FELTRE - «Nonno sta male».
Passano i giorni, poi il miracolo. Rolando Fassin, 86enne di Formegan, Santa Giustina, afferra la sua vita e comincia a lottare. Ieri mattina il quadro clinico è migliorato e l’anziano è stato trasferito in Pneumologia covid. Tuttavia, sottolineano i familiari, «non è ancora fuori pericolo». Dopo giorni di buio in cui «si fa fatica a dormire la notte» il suo trasferimento è comunque una buona notizia. I medici gli hanno concesso una videochiamata con il cellulare del reparto e ha potuto rivedere la sua famiglia che al momento si trova in quarantena. «L’ho visto abbastanza bene» racconta il figlio. E aggiunge, ridendo: «Purtroppo è partito senza dentiera». Quando è arrivata l’ambulanza, infatti, non ha fatto in tempo a prendere nulla, nemmeno i suoi effetti personali ma «se la cava, i cibi vengono frullati».
LA STORIA
Il virus, in provincia, è meno aggressivo. Però non è scomparso. I tamponi fanno emergere nuovi positivi ogni giorno (anche se in misura minore rispetto a un mese fa) e ci sono all’incirca 80 pazienti covid negli ospedali di Belluno e Feltre. Sembrano pochi. Eppure, il picco massimo della prima ondata si era fermato a 90. La prudenza è d’obbligo. Lo insegna anche la storia di Rolando Fassin. Positivo lui e il figlio. Negative invece la nuora e la nipote ma a breve eseguiranno un altro tampone. C’è un’altra nipote, di 16 anni, che si trova invece in Toscana. Una piccola Pelé bellunese che gioca con il Florentia San Gimignano e che non è ancora riuscita a tornare a casa. «Il 25 gennaio sono arrivati i medici della Usca (Unità speciali di continuità assistenziale) – ricordano i familiari – l’hanno visitato e, pur essendo positivo, stava bene». Il peggioramento è avvenuto nella notte successiva. La nipote, sentiti dei rumori strani provenienti dalla camera del nonno, ha chiamato la madre: «Aveva la saturazione a 74. Io sono asmatica e so cosa significa. Ho allertato subito il 118». Tempo di fare un tampone molecolare e poi via verso l’ospedale, con la paura di non rivederlo più perché il cuore di Rolando pulsa grazie a un pacemaker e il virus non perdona.
LA BATTAGLIA
È rimasto in Rianimazione, all’ospedale di Feltre, per quasi una settimana. «Le prime notti abbiamo faticato a dormire. Ma i medici ci hanno chiamato una volta al giorno per dirci come stava, se reagiva, a volte ci dicevano: “Non sappiamo se arriverà a domani”». Con le visite bloccate per il covid il telefono è l’unico modo per avere informazioni sui pazienti: «Ringraziamo tutto il personale sanitario che ci ha aiutato. Da qui siamo impotenti. Aspettavamo la chiamata ogni giorno con ansia». Quando è a casa Rolando è ancora molto attivo. Raccoglie le patate, si occupa delle galline.
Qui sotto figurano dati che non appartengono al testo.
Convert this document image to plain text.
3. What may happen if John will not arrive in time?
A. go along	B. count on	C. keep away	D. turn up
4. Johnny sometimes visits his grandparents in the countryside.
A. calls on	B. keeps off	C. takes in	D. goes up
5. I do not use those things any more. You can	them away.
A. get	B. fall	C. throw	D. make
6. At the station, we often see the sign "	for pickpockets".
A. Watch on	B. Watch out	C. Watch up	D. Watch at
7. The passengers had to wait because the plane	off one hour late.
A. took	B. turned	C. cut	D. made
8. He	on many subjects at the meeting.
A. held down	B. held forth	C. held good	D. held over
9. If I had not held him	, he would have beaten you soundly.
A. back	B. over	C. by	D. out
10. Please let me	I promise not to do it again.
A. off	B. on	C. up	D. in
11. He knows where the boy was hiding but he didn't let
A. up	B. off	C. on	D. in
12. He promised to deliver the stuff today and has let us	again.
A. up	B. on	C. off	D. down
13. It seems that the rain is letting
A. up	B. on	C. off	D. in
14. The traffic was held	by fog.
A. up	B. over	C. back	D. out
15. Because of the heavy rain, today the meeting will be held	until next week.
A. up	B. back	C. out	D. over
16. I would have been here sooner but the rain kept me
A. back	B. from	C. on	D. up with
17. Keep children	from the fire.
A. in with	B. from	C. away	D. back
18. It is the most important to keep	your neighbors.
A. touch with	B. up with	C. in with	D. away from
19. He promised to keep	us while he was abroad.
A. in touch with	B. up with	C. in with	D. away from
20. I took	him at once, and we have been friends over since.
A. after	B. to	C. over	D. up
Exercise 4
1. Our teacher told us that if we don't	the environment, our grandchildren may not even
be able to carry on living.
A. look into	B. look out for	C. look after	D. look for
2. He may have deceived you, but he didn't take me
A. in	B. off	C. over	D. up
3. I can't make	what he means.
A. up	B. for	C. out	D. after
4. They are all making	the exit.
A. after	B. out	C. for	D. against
Nella vita ha fatto lo “scarpér”, cioè si occupava di scarpe, la sua passione più grande. Ed è bello pensare che abbia deciso di lottare e di stringere forte la sua vita, così come faceva un tempo con le sue amate scarpe. Creandole, aggiustandole, prendendosene cura. Ora Rolando sembra stare meglio: «Sarà lunga. Non è sano e salvo perché il covid non si risolve in poco tempo. I polmoni sono affaticati e rimane il problema al cuore. Ma lo pensiamo ogni giorno e non vediamo l’ora che torni a casa».